Reflecting on this new generation of artist-in-residence programs at technology corporations, I wonder, what happens when art becomes just a vehicle for innovation? Is there room in these artist-in-residence programs for artists to act as critical voices?
To think about the impetus behind these corporate artist-in-residence programs, it’s worthwhile to compare them with corporate private art collections. For better or for worse, the finance industry is a major pillar of support for the art system, and it has helped shape it. As an example, UBS, Deutsche Bank, JP Morgan Chase, and Bank of America all possess major art collections. In the most basic terms possible, the bottom line for finance is investment, assets which accrue value over time. For the tech industry, the bottom line is in solutions—tools and services for people to use. This requires investing in design, which demands process. If the art object on display in the corporate lobby is a symbol of accumulated wealth and financial stability, the artist-in-residence studio or workshop in the tech company becomes a showroom of ingenuity and creativity. (Think of the silkscreened and letterpressed posters across Facebook’s campus, or the steady stream of tours through Autodesk’s workshop to their clients, colleagues, etc.) The process, not the object, is placed on view.

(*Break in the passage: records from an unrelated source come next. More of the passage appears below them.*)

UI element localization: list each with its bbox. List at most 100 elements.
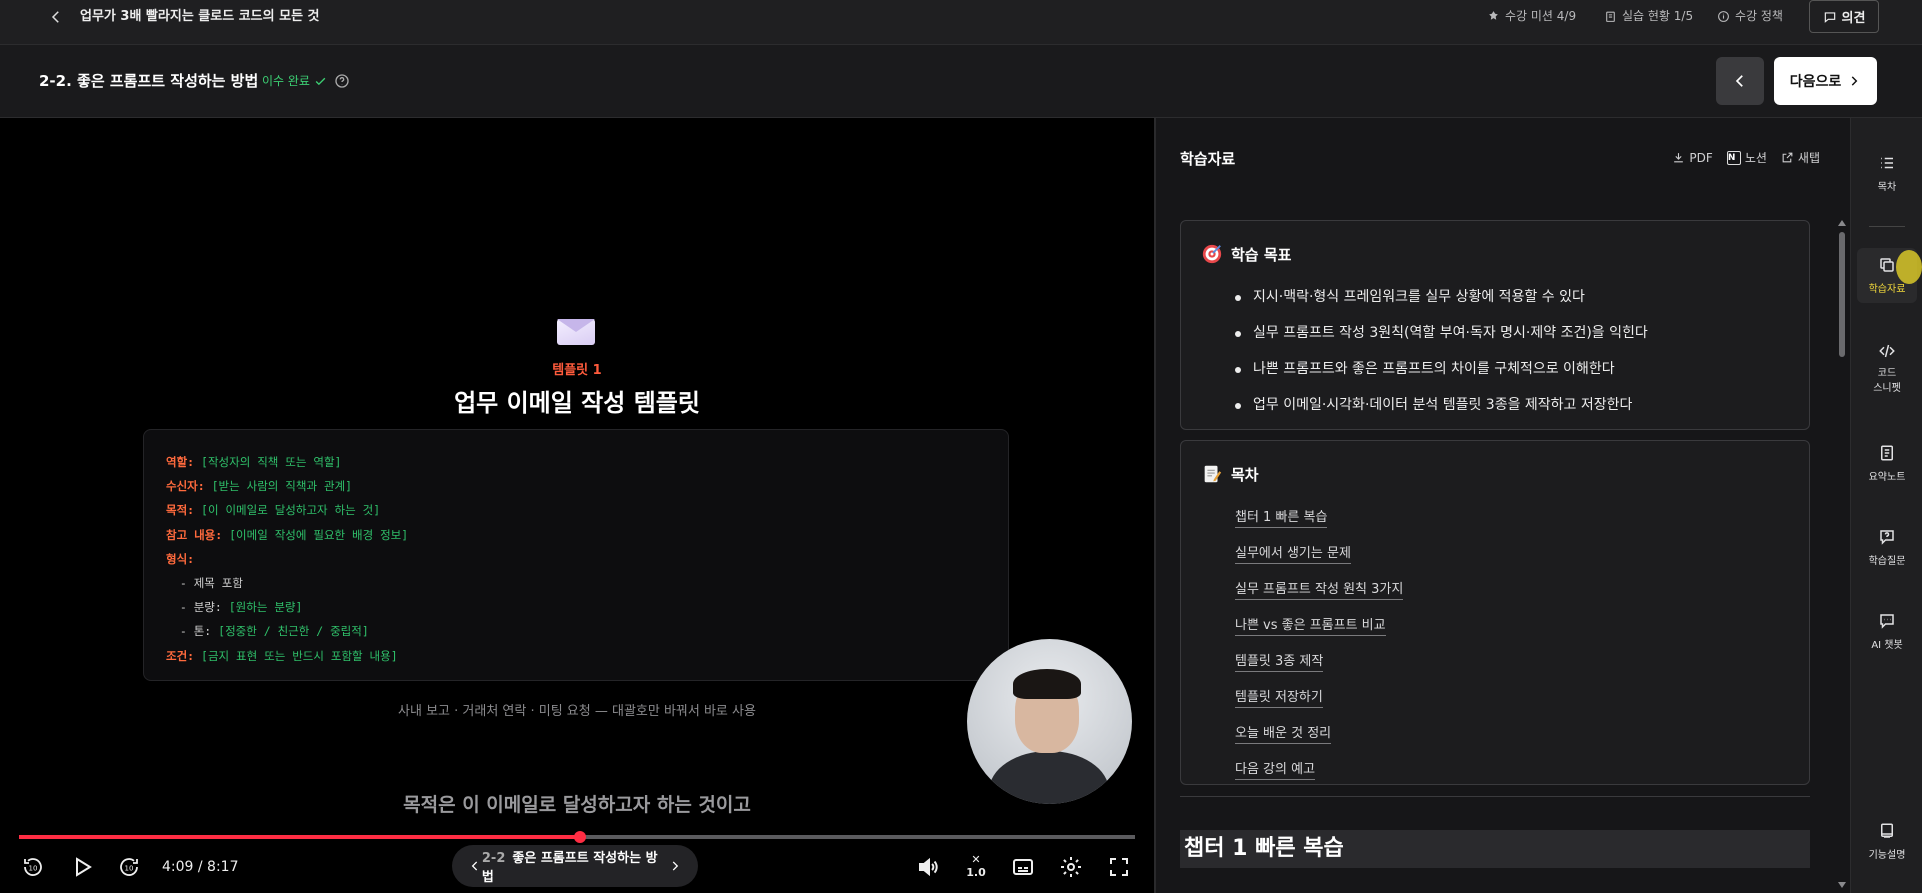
- fullscreen-icon: [1110, 858, 1128, 876]
- completion-label: 이수 완료: [262, 74, 310, 88]
- list-item: 템플릿 저장하기: [1235, 679, 1403, 715]
- list-item: 실무 프롬프트 작성 3원칙(역할 부여·독자 명시·제약 조건)을 익힌다: [1235, 315, 1648, 351]
- toc-link[interactable]: 실무 프롬프트 작성 원칙 3가지: [1235, 582, 1404, 600]
- settings-button[interactable]: [1057, 853, 1085, 881]
- back-button[interactable]: [44, 8, 68, 32]
- practice-status[interactable]: 실습 현황 1/5: [1604, 8, 1693, 25]
- toc-link[interactable]: 오늘 배운 것 정리: [1235, 726, 1332, 744]
- rail-item-toc[interactable]: 목차: [1857, 154, 1917, 193]
- materials-panel: 학습자료 PDF N 노션 새탭 학습 목표 지시·맥락·형식 프레임워크를 실…: [1156, 118, 1850, 893]
- notion-icon: N: [1726, 150, 1741, 165]
- rail-item-question[interactable]: 학습질문: [1857, 528, 1917, 567]
- fullscreen-button[interactable]: [1105, 853, 1133, 881]
- rail-item-guide[interactable]: 기능설명: [1857, 822, 1917, 861]
- close-x-icon: ✕: [971, 853, 981, 866]
- section-heading: 챕터 1 빠른 복습: [1180, 830, 1810, 868]
- envelope-icon: [557, 319, 595, 345]
- previous-lesson-button[interactable]: [1716, 57, 1764, 105]
- chapter-label: 2-2 좋은 프롬프트 작성하는 방법: [481, 851, 658, 885]
- code-line: 수신자: [받는 사람의 직책과 관계]: [166, 479, 353, 494]
- volume-button[interactable]: [914, 853, 942, 881]
- external-link-icon: [1782, 152, 1793, 163]
- toc-link[interactable]: 챕터 1 빠른 복습: [1235, 510, 1328, 528]
- mission-status[interactable]: 수강 미션 4/9: [1487, 8, 1576, 25]
- panel-scrollbar[interactable]: [1838, 218, 1846, 893]
- scroll-up-arrow[interactable]: [1838, 220, 1846, 226]
- rail-item-chatbot[interactable]: AI 챗봇: [1857, 612, 1917, 651]
- code-line: 참고 내용: [이메일 작성에 필요한 배경 정보]: [166, 527, 409, 542]
- forward-10-icon: 10: [120, 858, 138, 876]
- info-icon: [1718, 11, 1729, 22]
- volume-icon: [919, 857, 938, 877]
- rewind-10-icon: 10: [24, 858, 42, 876]
- help-icon[interactable]: [334, 73, 350, 89]
- list-item: 지시·맥락·형식 프레임워크를 실무 상황에 적용할 수 있다: [1235, 279, 1648, 315]
- chevron-right-icon[interactable]: [668, 859, 682, 873]
- mission-label: 수강 미션 4/9: [1505, 9, 1577, 23]
- policy-link[interactable]: 수강 정책: [1717, 8, 1783, 25]
- video-time: 4:09 / 8:17: [162, 859, 239, 875]
- chevron-left-icon: [51, 11, 59, 23]
- next-lesson-label: 다음으로: [1789, 74, 1842, 90]
- chapter-selector[interactable]: 2-2 좋은 프롬프트 작성하는 방법: [452, 845, 698, 887]
- video-subtitle: 목적은 이 이메일로 달성하고자 하는 것이고: [403, 794, 751, 816]
- copy-icon: [1880, 258, 1894, 272]
- rail-item-snippets[interactable]: 코드 스니펫: [1857, 342, 1917, 396]
- chevron-left-icon[interactable]: [468, 859, 482, 873]
- target-icon: [1202, 244, 1222, 264]
- gear-icon: [1061, 857, 1081, 877]
- svg-text:10: 10: [29, 865, 38, 873]
- template-title: 업무 이메일 작성 템플릿: [454, 389, 700, 417]
- toc-card: 목차 챕터 1 빠른 복습 실무에서 생기는 문제 실무 프롬프트 작성 원칙 …: [1180, 440, 1810, 785]
- play-button[interactable]: [68, 853, 96, 881]
- list-item: 다음 강의 예고: [1235, 751, 1403, 787]
- svg-text:10: 10: [125, 865, 134, 873]
- panel-tools: PDF N 노션 새탭: [1672, 149, 1820, 166]
- notion-button[interactable]: N 노션: [1726, 149, 1767, 166]
- panel-title: 학습자료: [1180, 150, 1236, 168]
- list-item: 템플릿 3종 제작: [1235, 643, 1403, 679]
- message-icon: [1824, 11, 1835, 23]
- memo-icon: [1204, 465, 1222, 483]
- chevron-right-icon: [1852, 76, 1858, 86]
- lesson-bar: 2-2. 좋은 프롬프트 작성하는 방법 이수 완료 다음으로: [0, 45, 1922, 118]
- toc-link[interactable]: 템플릿 저장하기: [1235, 690, 1323, 708]
- template-code-block: 역할: [작성자의 직책 또는 역할] 수신자: [받는 사람의 직책과 관계]…: [143, 429, 1009, 681]
- code-line: - 제목 포함: [179, 576, 243, 591]
- list-item: 실무 프롬프트 작성 원칙 3가지: [1235, 571, 1404, 607]
- scroll-down-arrow[interactable]: [1838, 882, 1846, 888]
- toc-link[interactable]: 나쁜 vs 좋은 프롬프트 비교: [1235, 618, 1386, 636]
- completion-badge: 이수 완료: [262, 73, 327, 89]
- video-progress-bar[interactable]: [19, 831, 1135, 843]
- rewind-10-button[interactable]: 10: [19, 853, 47, 881]
- speed-value: 1.0: [966, 866, 986, 879]
- check-icon: [315, 77, 326, 85]
- scroll-thumb[interactable]: [1839, 232, 1845, 357]
- toc-link[interactable]: 다음 강의 예고: [1235, 762, 1316, 780]
- captions-button[interactable]: [1009, 853, 1037, 881]
- clipboard-icon: [1606, 11, 1615, 22]
- playback-speed-button[interactable]: ✕ 1.0: [963, 853, 989, 879]
- toc-link[interactable]: 실무에서 생기는 문제: [1235, 546, 1351, 564]
- captions-icon: [1013, 859, 1033, 875]
- lesson-title: 2-2. 좋은 프롬프트 작성하는 방법: [39, 72, 259, 90]
- video-player[interactable]: 템플릿 1 업무 이메일 작성 템플릿 역할: [작성자의 직책 또는 역할] …: [0, 118, 1154, 893]
- play-icon: [76, 857, 92, 877]
- list-icon: [1881, 157, 1893, 169]
- toc-link[interactable]: 템플릿 3종 제작: [1235, 654, 1324, 672]
- cursor-highlight: [1896, 250, 1922, 284]
- rail-item-summary[interactable]: 요약노트: [1857, 444, 1917, 483]
- policy-label: 수강 정책: [1735, 9, 1783, 23]
- manual-icon: [1881, 823, 1893, 838]
- pdf-download-button[interactable]: PDF: [1672, 149, 1713, 166]
- new-tab-button[interactable]: 새탭: [1781, 149, 1820, 166]
- side-rail: 목차 학습자료 코드 스니펫 요약노트 학습질문 AI 챗봇 기능설명: [1850, 118, 1922, 893]
- next-lesson-button[interactable]: 다음으로: [1774, 57, 1877, 105]
- list-item: 나쁜 vs 좋은 프롬프트 비교: [1235, 607, 1403, 643]
- code-line: - 분량: [원하는 분량]: [179, 600, 303, 615]
- forward-10-button[interactable]: 10: [115, 853, 143, 881]
- feedback-button[interactable]: 의견: [1809, 0, 1879, 33]
- template-label: 템플릿 1: [552, 363, 602, 378]
- download-icon: [1674, 153, 1684, 163]
- top-bar: 업무가 3배 빨라지는 클로드 코드의 모든 것 수강 미션 4/9 실습 현황…: [0, 0, 1922, 45]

Over the past year, anxieties have been expressed about design and popular culture’s appropriation of contemporary art. I think of Hal Foster’s worrisome declaration about the establishment of “total design” collapsing the aesthetic and utilitarian realms as much as Ed Halter and Lauren Cornell’s Mass Effect conversation about popular culture’s absorption of contemporary art. If tech is the Bay Area’s main industry and export, with its emphasis on making, creating, and, above all, innovative design, then how can (or should) that translate into the art infrastructure here, and elsewhere? As Mat Dryhurst and Brian Rogers put it in their Re-Engineering interviews for Art Practical, the Bay Area has a rich, radical history in both art and technology, offering “a perfect place to stage a new paradigm of collaboration and antagonism between arts and tech.” I fully agree. It seems there’s a real opportunity to nurture art that can work in and against technology, in and against design, beginning with the imperfect corporate residency frameworks described. There should be more models, platforms and mutations for this kind of work.